Contrast this with the extraordinary determination to resist the invasion by Ukrainians galvanised by their enhanced sense of national identity, supported by eye-witness testimony of the true horrors taking place in their country. Moreover, in Volodymyr Zelenskyy they are led by a man who understands better than many leaders the very literal meaning of the phrase ‘theatre of war’.

Russia has more ‘machines’ and the fear is that these will be deployed with increasing brutality, but it is to be hoped that Boyd’s mantra will ultimately prevail in this conflict.

By comparison to the events in Ukraine the world of corporate competition is trivial, but I am not the first to have been struck by the applicability of Boyd’s theory to commerce.

Where Boyd has people, ideas and machines, I would supplement brand, marketing and product.

The foundation of every successful business should be an outstanding product or service.
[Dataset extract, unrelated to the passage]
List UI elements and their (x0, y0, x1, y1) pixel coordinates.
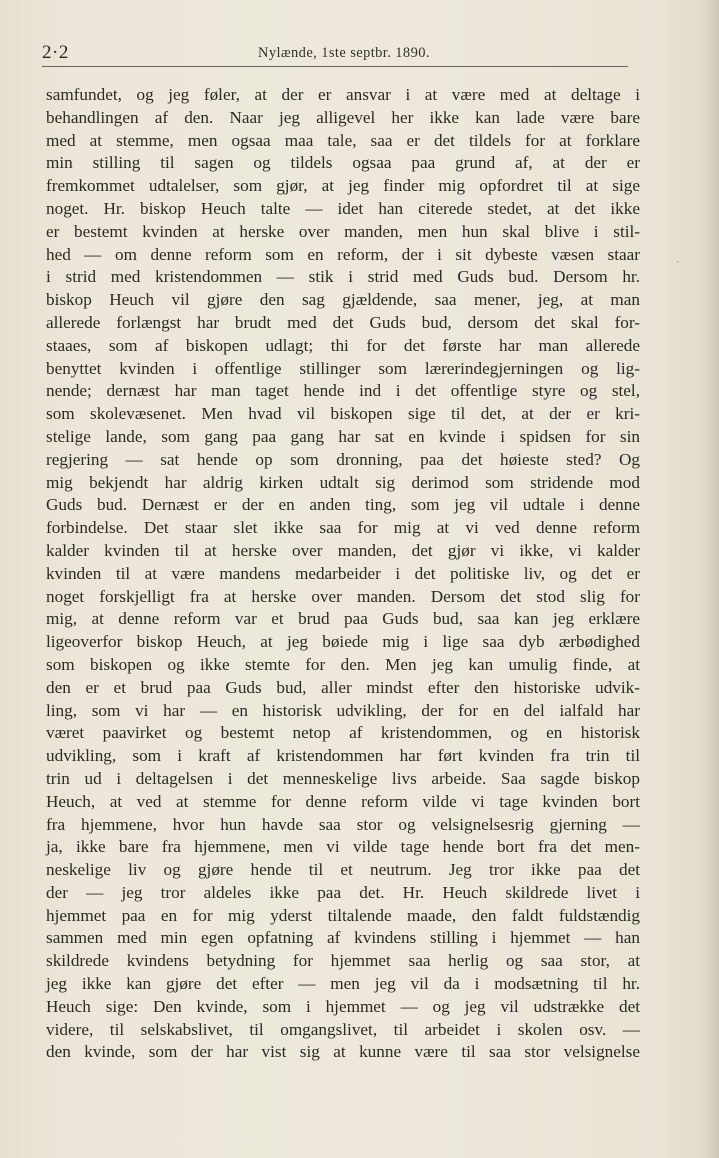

This alone, however, will not be sufficient to guarantee success.

In commoditised markets where choice abounds and there is little to differentiate between competitors, companies need to win consumers’ hearts as well as their minds. It is the reputation, values and image of the business, embodied in its brand, that will do this, driving customers to choose one product or service over another because it makes them feel like a ‘winner’.

Marketing is the means by which that business’s brand is communicated to existing and potential customers, providing constant confirmation and reinforcement that their offering should be the preferred choice, rather than that of competitors.

Not only will this deliver sales volumes that exceed those of competitors, but these businesses will also be able to charge a premium, driving a virtuous cycle as revenues can then be reinvested into the business.

To summarise a great product – or ‘machine’ – is a business’s ticket to the races, but it won’t make it a winner. For that you have to convince ‘people’ you have the best ‘idea’ too.